There is a misunderstanding here:
I said that a theory of norm emergence based on cognitive
agents does not imply that a cognitive model (and the
underlying architecture) is a model of large scale societal
behavior: in other words, although cognitive agents contribute to
societal processes, the latter should not be modeled as cognitively
designed (a great deal of social dynamics is
extra-mental).
My personal view is that norms and
practice are closely related.
This is a conventionalist view of
norms. In any attempt to distinguish them from conventions, norms
are accounted as something rather different from
practices.
How can it be that entities reason upon
representations of norms, but don't issue or understand these
norms?
Very
simple. Lets start from legal norms: agents need to form a
mental representation of the norms impinging on them in order
to autonomously decide whether to comply with them or not. However,
agents usually emanate no norm: often, they don’t even have the
faintest idea how norms are issued, by whom and through which
processes. The same a fortiori is true for social
norms.
I am not aware of any cognitive
agents that are not, in some way shape or form, based on a theory
of human cognition.
GPS is no
theory of human cognition but it is meant to be a General
theory of intelligent, planning systems.
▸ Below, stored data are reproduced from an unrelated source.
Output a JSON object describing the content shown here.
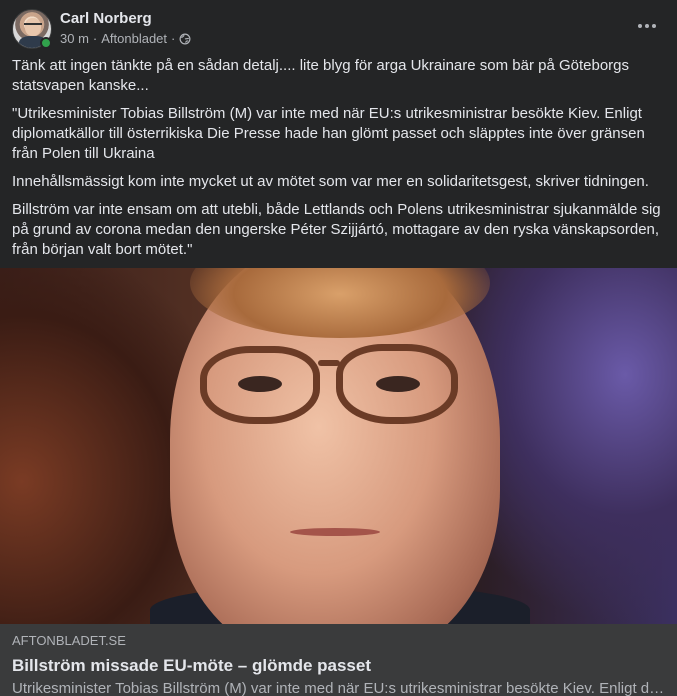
{
  "post": {
    "author": "Carl Norberg",
    "time": "30 m",
    "separator1": "·",
    "source": "Aftonbladet",
    "separator2": "·",
    "privacy_icon": "globe-icon",
    "paragraphs": [
      "Tänk att ingen tänkte på en sådan detalj.... lite blyg för arga Ukrainare som bär på Göteborgs statsvapen kanske...",
      "\"Utrikesminister Tobias Billström (M) var inte med när EU:s utrikesministrar besökte Kiev. Enligt diplomatkällor till österrikiska Die Presse hade han glömt passet och släpptes inte över gränsen från Polen till Ukraina",
      "Innehållsmässigt kom inte mycket ut av mötet som var mer en solidaritetsgest, skriver tidningen.",
      "Billström var inte ensam om att utebli, både Lettlands och Polens utrikesministrar sjukanmälde sig på grund av corona medan den ungerske Péter Szijjártó, mottagare av den ryska vänskapsorden, från början valt bort mötet.\""
    ]
  },
  "link_preview": {
    "domain": "AFTONBLADET.SE",
    "title": "Billström missade EU-möte – glömde passet",
    "description": "Utrikesminister Tobias Billström (M) var inte med när EU:s utrikesministrar besökte Kiev. Enligt diplomatkällor till österrikiska Die Presse hade han glömt passet"
  },
  "colors": {
    "background": "#242526",
    "online": "#31a24c",
    "link_footer": "#3a3b3c"
  }
}
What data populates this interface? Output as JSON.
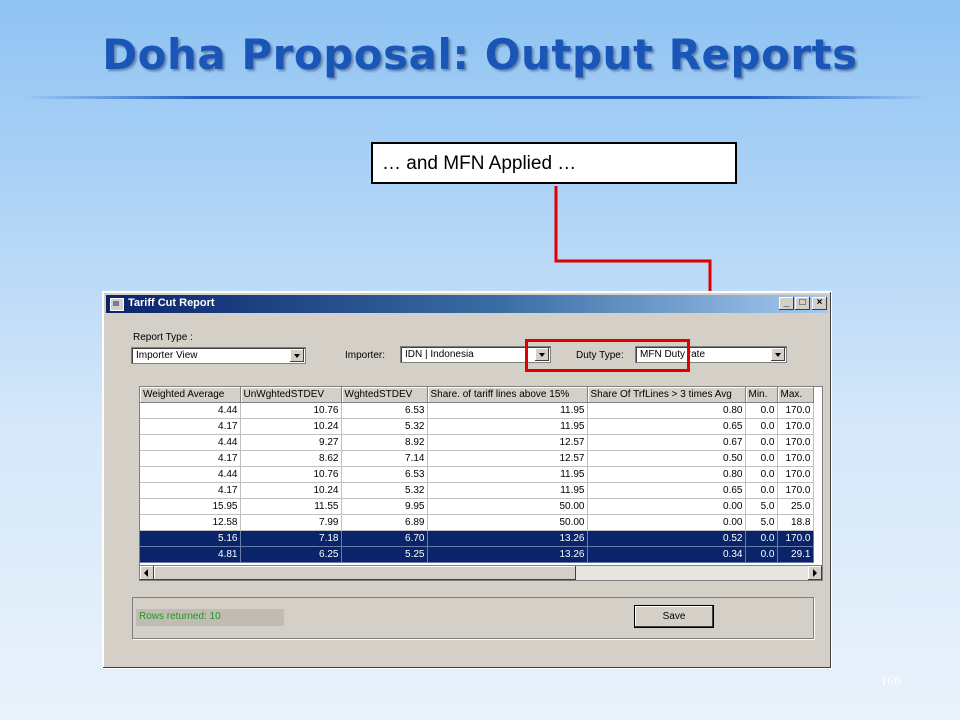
{
  "slide": {
    "title": "Doha Proposal: Output Reports",
    "callout": "… and MFN Applied …",
    "page_number": "166"
  },
  "window": {
    "title": "Tariff Cut Report",
    "min_label": "_",
    "max_label": "□",
    "close_label": "×"
  },
  "form": {
    "report_type_label": "Report Type :",
    "report_type_value": "Importer View",
    "importer_label": "Importer:",
    "importer_value": "IDN | Indonesia",
    "duty_type_label": "Duty Type:",
    "duty_type_value": "MFN Duty rate"
  },
  "grid": {
    "columns": [
      "Weighted Average",
      "UnWghtedSTDEV",
      "WghtedSTDEV",
      "Share. of tariff lines above 15%",
      "Share Of TrfLines > 3 times Avg",
      "Min.",
      "Max."
    ],
    "rows": [
      {
        "cells": [
          "4.44",
          "10.76",
          "6.53",
          "11.95",
          "0.80",
          "0.0",
          "170.0"
        ],
        "selected": false
      },
      {
        "cells": [
          "4.17",
          "10.24",
          "5.32",
          "11.95",
          "0.65",
          "0.0",
          "170.0"
        ],
        "selected": false
      },
      {
        "cells": [
          "4.44",
          "9.27",
          "8.92",
          "12.57",
          "0.67",
          "0.0",
          "170.0"
        ],
        "selected": false
      },
      {
        "cells": [
          "4.17",
          "8.62",
          "7.14",
          "12.57",
          "0.50",
          "0.0",
          "170.0"
        ],
        "selected": false
      },
      {
        "cells": [
          "4.44",
          "10.76",
          "6.53",
          "11.95",
          "0.80",
          "0.0",
          "170.0"
        ],
        "selected": false
      },
      {
        "cells": [
          "4.17",
          "10.24",
          "5.32",
          "11.95",
          "0.65",
          "0.0",
          "170.0"
        ],
        "selected": false
      },
      {
        "cells": [
          "15.95",
          "11.55",
          "9.95",
          "50.00",
          "0.00",
          "5.0",
          "25.0"
        ],
        "selected": false
      },
      {
        "cells": [
          "12.58",
          "7.99",
          "6.89",
          "50.00",
          "0.00",
          "5.0",
          "18.8"
        ],
        "selected": false
      },
      {
        "cells": [
          "5.16",
          "7.18",
          "6.70",
          "13.26",
          "0.52",
          "0.0",
          "170.0"
        ],
        "selected": true
      },
      {
        "cells": [
          "4.81",
          "6.25",
          "5.25",
          "13.26",
          "0.34",
          "0.0",
          "29.1"
        ],
        "selected": true
      }
    ]
  },
  "status": {
    "rows_returned": "Rows returned: 10",
    "save_label": "Save"
  },
  "colors": {
    "title": "#1a56b8",
    "highlight": "#e00000",
    "selection": "#0a246a",
    "rows_returned_text": "#1c9a1c"
  }
}
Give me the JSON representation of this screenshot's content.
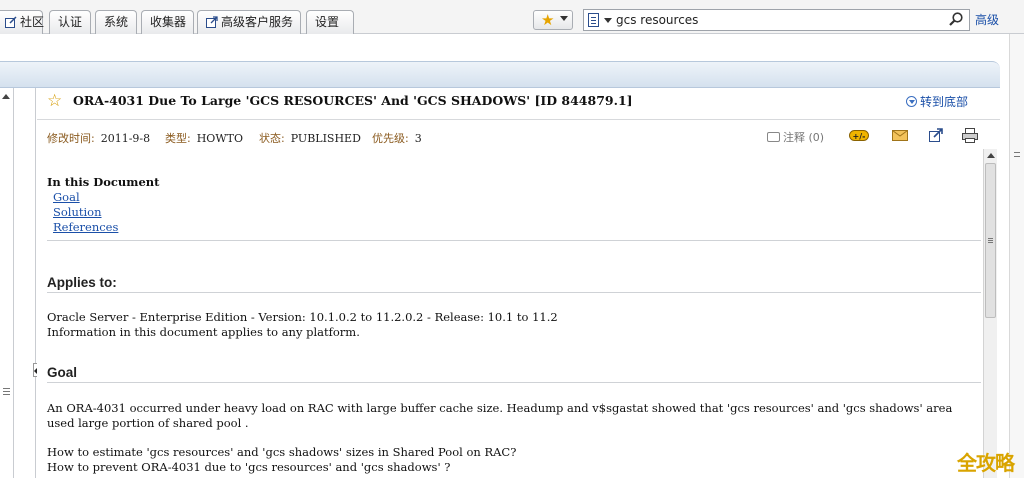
{
  "tabs": [
    {
      "label": "社区",
      "icon": "edit-icon"
    },
    {
      "label": "认证"
    },
    {
      "label": "系统"
    },
    {
      "label": "收集器"
    },
    {
      "label": "高级客户服务",
      "icon": "external-link-icon"
    },
    {
      "label": "设置"
    }
  ],
  "search": {
    "value": "gcs resources",
    "advanced_label": "高级"
  },
  "document": {
    "title": "ORA-4031 Due To Large 'GCS RESOURCES' And 'GCS SHADOWS' [ID 844879.1]",
    "jump_bottom_label": "转到底部",
    "meta": {
      "modified_key": "修改时间:",
      "modified_value": "2011-9-8",
      "type_key": "类型:",
      "type_value": "HOWTO",
      "status_key": "状态:",
      "status_value": "PUBLISHED",
      "priority_key": "优先级:",
      "priority_value": "3"
    },
    "notes_label": "注释",
    "notes_count": "(0)",
    "actions": [
      "rate-icon",
      "email-icon",
      "open-window-icon",
      "print-icon"
    ],
    "toc_heading": "In this Document",
    "toc": [
      "Goal",
      "Solution",
      "References"
    ],
    "applies_heading": "Applies to:",
    "applies_lines": [
      "Oracle Server - Enterprise Edition - Version: 10.1.0.2 to 11.2.0.2 - Release: 10.1 to 11.2",
      "Information in this document applies to any platform."
    ],
    "goal_heading": "Goal",
    "goal_para": "An ORA-4031 occurred under heavy load on RAC with large buffer cache size.  Headump and v$sgastat showed that 'gcs resources' and 'gcs shadows' area used large portion of shared pool .",
    "goal_q1": "How to estimate 'gcs resources' and 'gcs shadows' sizes in Shared Pool on RAC?",
    "goal_q2": "How to prevent ORA-4031 due to 'gcs resources' and 'gcs shadows' ?"
  },
  "watermark": "全攻略",
  "colors": {
    "link": "#1a4fa8",
    "meta_key": "#8a5a1e",
    "header_blue": "#d5e1ee",
    "watermark": "#d9a400"
  }
}
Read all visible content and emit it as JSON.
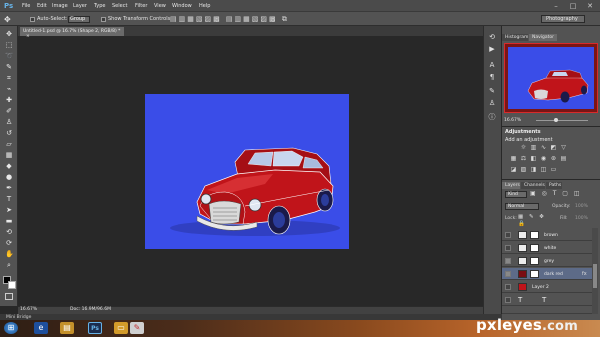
{
  "app": {
    "logo": "Ps"
  },
  "menu": [
    "File",
    "Edit",
    "Image",
    "Layer",
    "Type",
    "Select",
    "Filter",
    "View",
    "Window",
    "Help"
  ],
  "window_controls": {
    "minimize": "–",
    "maximize": "□",
    "close": "✕"
  },
  "options": {
    "auto_select_label": "Auto-Select:",
    "auto_select_value": "Group",
    "show_transform_label": "Show Transform Controls",
    "workspace": "Photography"
  },
  "document": {
    "tab_title": "Untitled-1.psd @ 16.7% (Shape 2, RGB/8) *",
    "tab_close": "×"
  },
  "status": {
    "zoom": "16.67%",
    "doc_size": "Doc: 16.9M/96.6M"
  },
  "mini_bridge": "Mini Bridge",
  "navigator": {
    "tabs": [
      "Histogram",
      "Navigator"
    ],
    "zoom": "16.67%"
  },
  "adjustments": {
    "title": "Adjustments",
    "hint": "Add an adjustment"
  },
  "layers": {
    "tabs": [
      "Layers",
      "Channels",
      "Paths"
    ],
    "kind": "Kind",
    "blend_mode": "Normal",
    "opacity_label": "Opacity:",
    "opacity_value": "100%",
    "lock_label": "Lock:",
    "fill_label": "Fill:",
    "fill_value": "100%",
    "items": [
      {
        "name": "brown"
      },
      {
        "name": "white"
      },
      {
        "name": "grey"
      },
      {
        "name": "dark red"
      },
      {
        "name": "Layer 2"
      },
      {
        "name": ""
      },
      {
        "name": ""
      }
    ]
  },
  "colors": {
    "canvas_bg": "#3a4de8",
    "car_body": "#c0141a",
    "accent": "#4b84d6"
  },
  "taskbar": {
    "icons": [
      "windows-start-icon",
      "internet-explorer-icon",
      "file-explorer-icon",
      "photoshop-icon",
      "folder-icon",
      "paint-icon"
    ]
  },
  "watermark": {
    "brand": "pxleyes",
    "tld": ".com"
  }
}
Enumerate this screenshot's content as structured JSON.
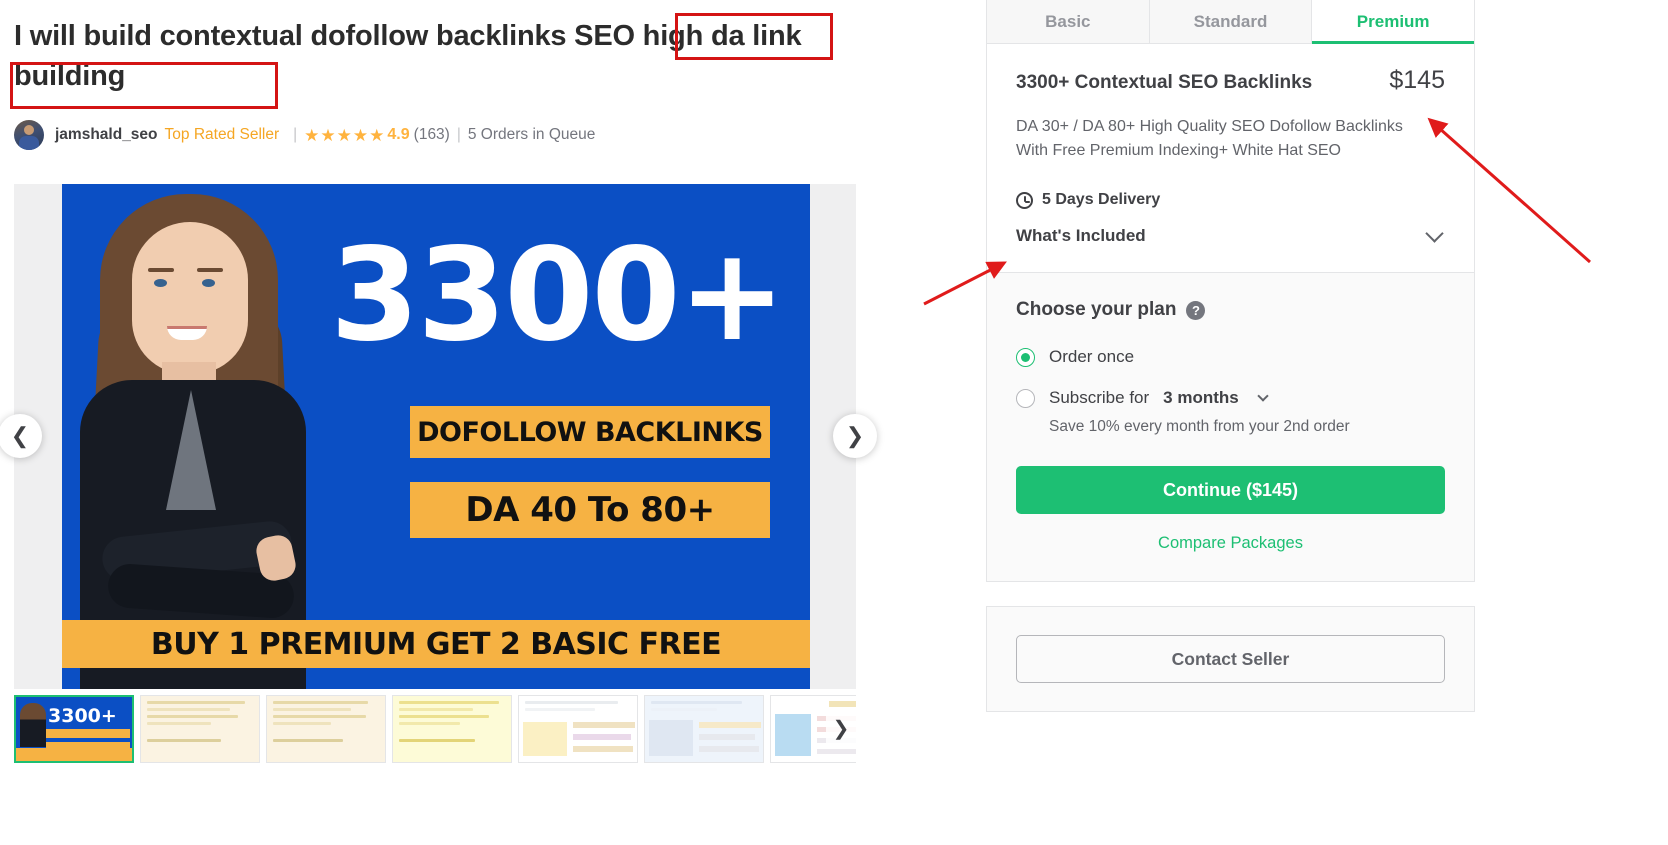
{
  "gig": {
    "title": "I will build contextual dofollow backlinks SEO high da link building",
    "highlight_color": "#d41414"
  },
  "seller": {
    "avatar_icon": "user-avatar",
    "username": "jamshald_seo",
    "badge": "Top Rated Seller",
    "stars": [
      "★",
      "★",
      "★",
      "★",
      "★"
    ],
    "rating": "4.9",
    "reviews_count": "(163)",
    "orders_in_queue": "5 Orders in Queue",
    "separator": "|"
  },
  "gallery": {
    "prev_icon": "chevron-left-icon",
    "next_icon": "chevron-right-icon",
    "slide": {
      "headline": "3300+",
      "bar_one": "DOFOLLOW BACKLINKS",
      "bar_two": "DA 40 To 80+",
      "bar_three": "BUY 1 PREMIUM GET 2 BASIC FREE",
      "bg_color": "#0b4fc4",
      "accent_color": "#f6b243"
    },
    "thumbs_next_icon": "chevron-right-icon",
    "thumbnails": [
      {
        "label": "thumb-gig-cover",
        "kind": "cover",
        "active": true
      },
      {
        "label": "thumb-report-1",
        "kind": "sheet-cream"
      },
      {
        "label": "thumb-report-2",
        "kind": "sheet-cream"
      },
      {
        "label": "thumb-report-3",
        "kind": "sheet-yellow"
      },
      {
        "label": "thumb-report-4",
        "kind": "sheet-white"
      },
      {
        "label": "thumb-report-5",
        "kind": "sheet-blue"
      },
      {
        "label": "thumb-report-6",
        "kind": "sheet-white"
      }
    ]
  },
  "package": {
    "tabs": [
      {
        "label": "Basic",
        "active": false
      },
      {
        "label": "Standard",
        "active": false
      },
      {
        "label": "Premium",
        "active": true
      }
    ],
    "accent_color": "#1dbf73",
    "name": "3300+ Contextual SEO Backlinks",
    "price": "$145",
    "description": "DA 30+ / DA 80+ High Quality SEO Dofollow Backlinks With Free Premium Indexing+ White Hat SEO",
    "delivery_icon": "clock-icon",
    "delivery": "5 Days Delivery",
    "whats_included": "What's Included",
    "whats_included_icon": "chevron-down-icon"
  },
  "plan": {
    "title": "Choose your plan",
    "help_icon": "question-mark-icon",
    "help_glyph": "?",
    "options": [
      {
        "label": "Order once",
        "selected": true
      },
      {
        "label": "Subscribe for",
        "strong": "3 months",
        "selected": false,
        "icon": "chevron-down-icon"
      }
    ],
    "save_note": "Save 10% every month from your 2nd order",
    "continue_label": "Continue ($145)",
    "compare_label": "Compare Packages"
  },
  "contact": {
    "button_label": "Contact Seller"
  },
  "annotations": {
    "arrow_color": "#e01b1b",
    "arrow_to_delivery": "arrow-pointing-to-delivery",
    "arrow_to_price": "arrow-pointing-to-price"
  }
}
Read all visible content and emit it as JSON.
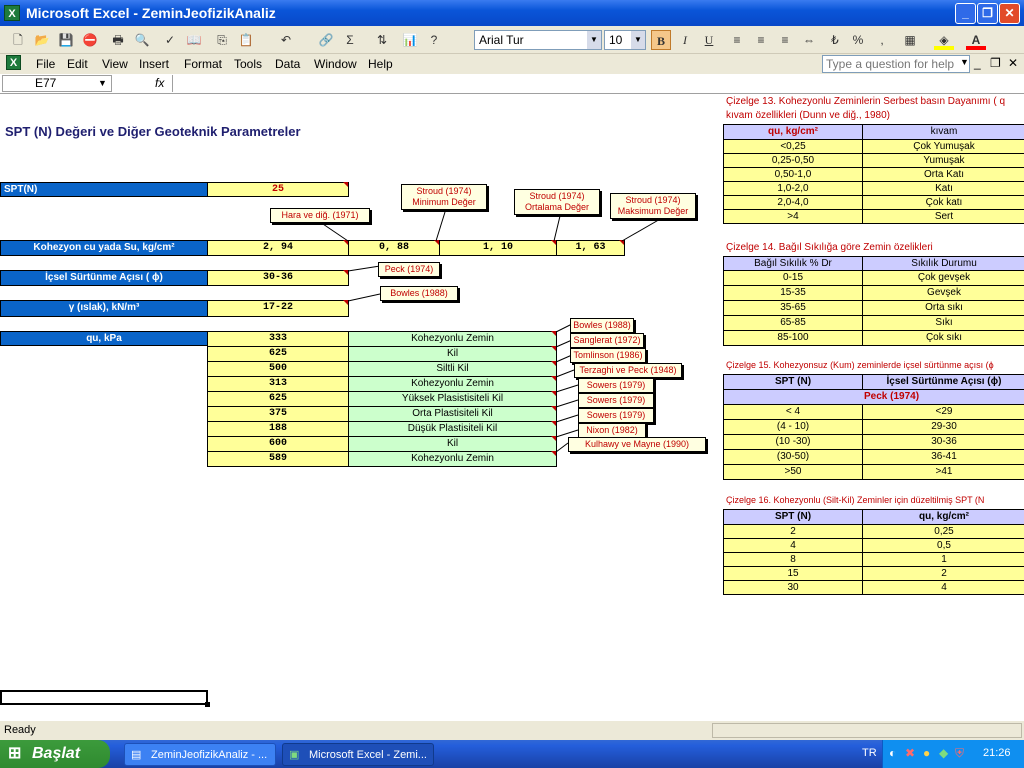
{
  "window": {
    "title": "Microsoft Excel - ZeminJeofizikAnaliz"
  },
  "toolbar": {
    "font": "Arial Tur",
    "size": "10",
    "bold": "B",
    "italic": "I",
    "underline": "U",
    "percent": "%"
  },
  "menu": [
    "File",
    "Edit",
    "View",
    "Insert",
    "Format",
    "Tools",
    "Data",
    "Window",
    "Help"
  ],
  "help_placeholder": "Type a question for help",
  "namebox": "E77",
  "fx": "fx",
  "sheet": {
    "title": "SPT (N) Değeri ve Diğer Geoteknik Parametreler",
    "spt_label": "SPT(N)",
    "spt_value": "25",
    "cu_label": "Kohezyon cu yada Su, kg/cm²",
    "cu_values": [
      "2, 94",
      "0, 88",
      "1, 10",
      "1, 63"
    ],
    "phi_label": "İçsel Sürtünme Açısı ( ϕ)",
    "phi_value": "30-36",
    "gamma_label": "γ (ıslak), kN/m³",
    "gamma_value": "17-22",
    "qu_label": "qu, kPa",
    "qu_rows": [
      {
        "v": "333",
        "s": "Kohezyonlu Zemin"
      },
      {
        "v": "625",
        "s": "Kil"
      },
      {
        "v": "500",
        "s": "Siltli Kil"
      },
      {
        "v": "313",
        "s": "Kohezyonlu Zemin"
      },
      {
        "v": "625",
        "s": "Yüksek Plasistisiteli Kil"
      },
      {
        "v": "375",
        "s": "Orta Plastisiteli Kil"
      },
      {
        "v": "188",
        "s": "Düşük Plastisiteli Kil"
      },
      {
        "v": "600",
        "s": "Kil"
      },
      {
        "v": "589",
        "s": "Kohezyonlu Zemin"
      }
    ],
    "notes": {
      "hara": "Hara ve diğ. (1971)",
      "stroud_min": "Stroud (1974) Minimum Değer",
      "stroud_ort": "Stroud (1974) Ortalama Değer",
      "stroud_max": "Stroud (1974) Maksimum Değer",
      "peck": "Peck (1974)",
      "bowles": "Bowles (1988)",
      "qu": [
        "Bowles (1988)",
        "Sanglerat (1972)",
        "Tomlinson (1986)",
        "Terzaghi ve Peck (1948)",
        "Sowers (1979)",
        "Sowers (1979)",
        "Sowers (1979)",
        "Nixon (1982)",
        "Kulhawy ve Mayne (1990)"
      ]
    }
  },
  "tables": {
    "t13": {
      "cap1": "Çizelge 13. Kohezyonlu Zeminlerin Serbest basın Dayanımı ( q",
      "cap2": "kıvam özellikleri (Dunn ve diğ., 1980)",
      "h1": "qu, kg/cm²",
      "h2": "kıvam",
      "rows": [
        [
          "<0,25",
          "Çok Yumuşak"
        ],
        [
          "0,25-0,50",
          "Yumuşak"
        ],
        [
          "0,50-1,0",
          "Orta Katı"
        ],
        [
          "1,0-2,0",
          "Katı"
        ],
        [
          "2,0-4,0",
          "Çok katı"
        ],
        [
          ">4",
          "Sert"
        ]
      ]
    },
    "t14": {
      "cap": "Çizelge 14. Bağıl Sıkılığa göre Zemin özelikleri",
      "h1": "Bağıl Sıkılık % Dr",
      "h2": "Sıkılık Durumu",
      "rows": [
        [
          "0-15",
          "Çok gevşek"
        ],
        [
          "15-35",
          "Gevşek"
        ],
        [
          "35-65",
          "Orta sıkı"
        ],
        [
          "65-85",
          "Sıkı"
        ],
        [
          "85-100",
          "Çok sıkı"
        ]
      ]
    },
    "t15": {
      "cap": "Çizelge 15. Kohezyonsuz (Kum) zeminlerde içsel sürtünme açısı (ϕ",
      "h1": "SPT (N)",
      "h2": "İçsel Sürtünme Açısı (ϕ)",
      "sub": "Peck (1974)",
      "rows": [
        [
          "< 4",
          "<29"
        ],
        [
          "(4 - 10)",
          "29-30"
        ],
        [
          "(10 -30)",
          "30-36"
        ],
        [
          "(30-50)",
          "36-41"
        ],
        [
          ">50",
          ">41"
        ]
      ]
    },
    "t16": {
      "cap": "Çizelge 16. Kohezyonlu (Silt-Kil) Zeminler için düzeltilmiş SPT (N",
      "h1": "SPT (N)",
      "h2": "qu, kg/cm²",
      "rows": [
        [
          "2",
          "0,25"
        ],
        [
          "4",
          "0,5"
        ],
        [
          "8",
          "1"
        ],
        [
          "15",
          "2"
        ],
        [
          "30",
          "4"
        ]
      ]
    }
  },
  "status": "Ready",
  "taskbar": {
    "start": "Başlat",
    "t1": "ZeminJeofizikAnaliz - ...",
    "t2": "Microsoft Excel - Zemi...",
    "lang": "TR",
    "clock": "21:26"
  }
}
Miller, Galanter and
Pribram’s work (from the early 60s) is a general theory of
intelligent, goal-driven systems which has poor relation with any
pre-existing theory of human cognition.
It is probably my lack of knowledge
about those who define a theory of cognition for animals, other
than human, that I can't say much about this. But, I would say
that the theory of artificial minds is very much related to that
of the theory of human cognition.
Perhaps
unfortunately,, this is not the case. The hegemonial, although
no more so recent, trend in cognitive psychology is the modular view
of the mind, that so far to my knowledge no-one took as a reference
for computational modeling and agent architecture. As to symbolic
theories of animal intelligence, in cognitive primatology, lots of
people (Tommasello, Visalberghi etc.) are working on primates’ and
children’s social imitation and cooperation with experimental and
observational approaches, trying to understand related cognitive
determinants of these behaviors.
Cheers
ross
(...)
More so,
many scientist (e.g. neuroscience, anthropology, cognitive
science) have in recent years developed counter theories to
the theory of the human mind as a "symbolic copy machine."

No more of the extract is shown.